Taking all that into account, installing nulled plugins is probably the worst thing one could do as it not only infects the website with backdoors and malware – it has significant chances to make the website also vulnerable to other criminals.
What can you do about it?
If something sounds too good to be true, it usually is. Download plugins only from the WordPress.org repository, from the official website of the plugin developer, or from a trusted marketplace like Envato.
If a website was built for you by a developer and you see any premium plugins installed to the site ask for the licenses or confirm that the plugin is connected to the licensing server from your WordPress admin panel.
PS! There is a professional or maybe even a whole team behind the premium plugin who has put months and years into building this tool. If you really need to use it then support the developer!
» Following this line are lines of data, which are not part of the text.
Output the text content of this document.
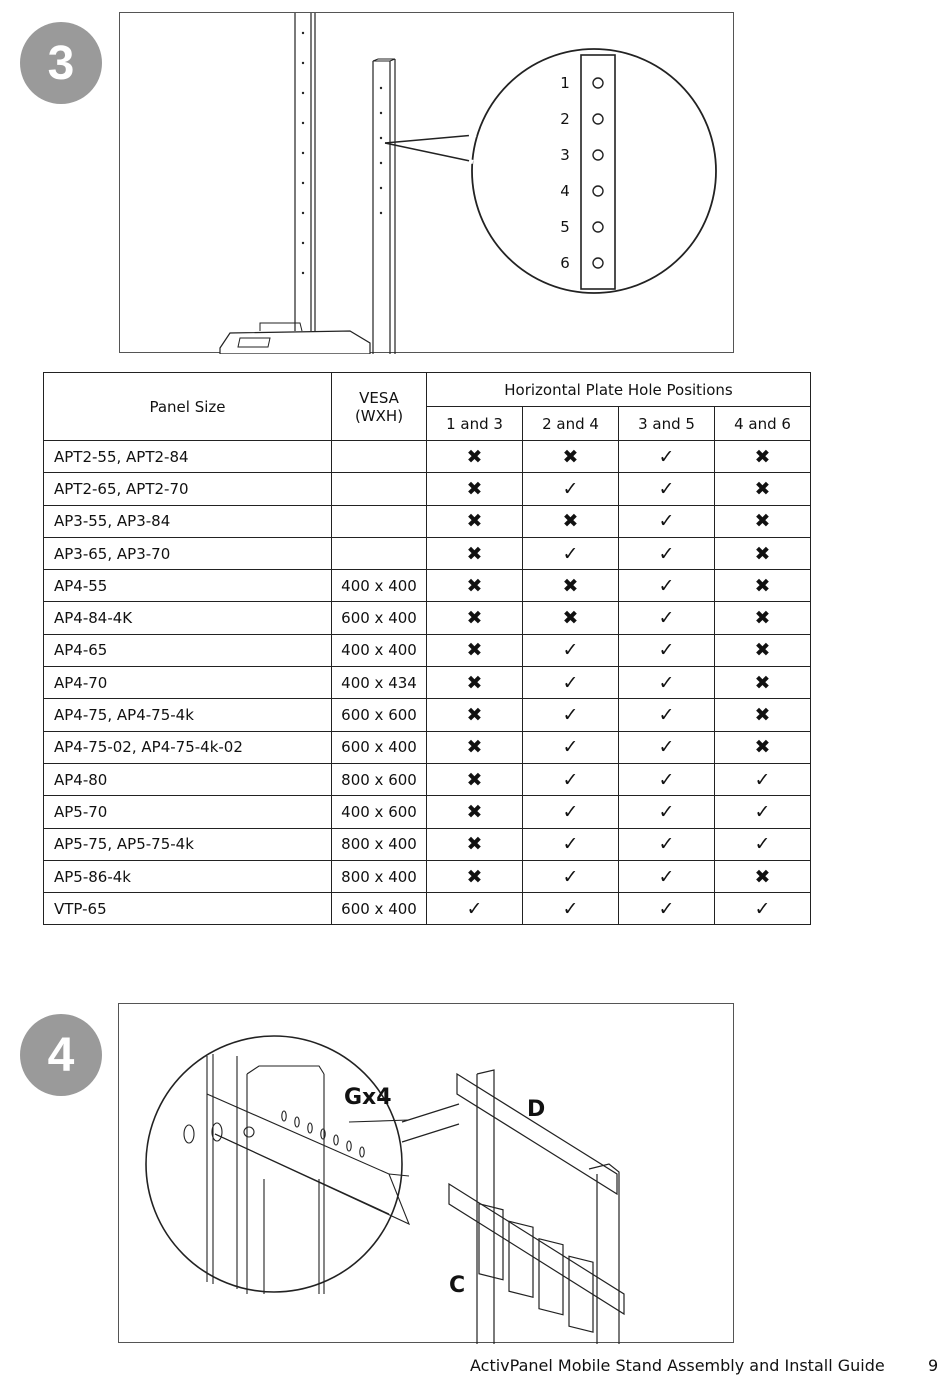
3
4
1
2
3
4
5
6
Panel Size	VESA
(WXH)	Horizontal Plate Hole Positions			
		1 and 3	2 and 4	3 and 5	4 and 6
APT2-55, APT2-84		✖	✖	✓	✖
APT2-65, APT2-70		✖	✓	✓	✖
AP3-55, AP3-84		✖	✖	✓	✖
AP3-65, AP3-70		✖	✓	✓	✖
AP4-55	400 x 400	✖	✖	✓	✖
AP4-84-4K	600 x 400	✖	✖	✓	✖
AP4-65	400 x 400	✖	✓	✓	✖
AP4-70	400 x 434	✖	✓	✓	✖
AP4-75, AP4-75-4k	600 x 600	✖	✓	✓	✖
AP4-75-02, AP4-75-4k-02	600 x 400	✖	✓	✓	✖
AP4-80	800 x 600	✖	✓	✓	✓
AP5-70	400 x 600	✖	✓	✓	✓
AP5-75, AP5-75-4k	800 x 400	✖	✓	✓	✓
AP5-86-4k	800 x 400	✖	✓	✓	✖
VTP-65	600 x 400	✓	✓	✓	✓
Gx4	D
C
ActivPanel Mobile Stand Assembly and Install Guide	9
Main takeaways and conclusion
If you made it so far then, wow, and thanks!
For many many years, dealing with the consequences of poor security has been the main way how people get exposed to security in the WordPress ecosystem.
TLDR; Take these 4 steps to prevent ~99% of attacks.
– Prevent having vulnerable plugins installed on your sites
– Protect your accounts with 2FA and rate-limiting
– Find a good hosting specialized in WordPress sites
– Don’t install nulled/pirated plugins
It’s still common that WordPress security isn’t thought about until sites get hacked. Keep in mind that malware on the website is not a problem, but a consequence. Most of your attention should go to improving the security proactively so the breach never happens!
I hope this article gives you a good understanding of how to do that. Good luck!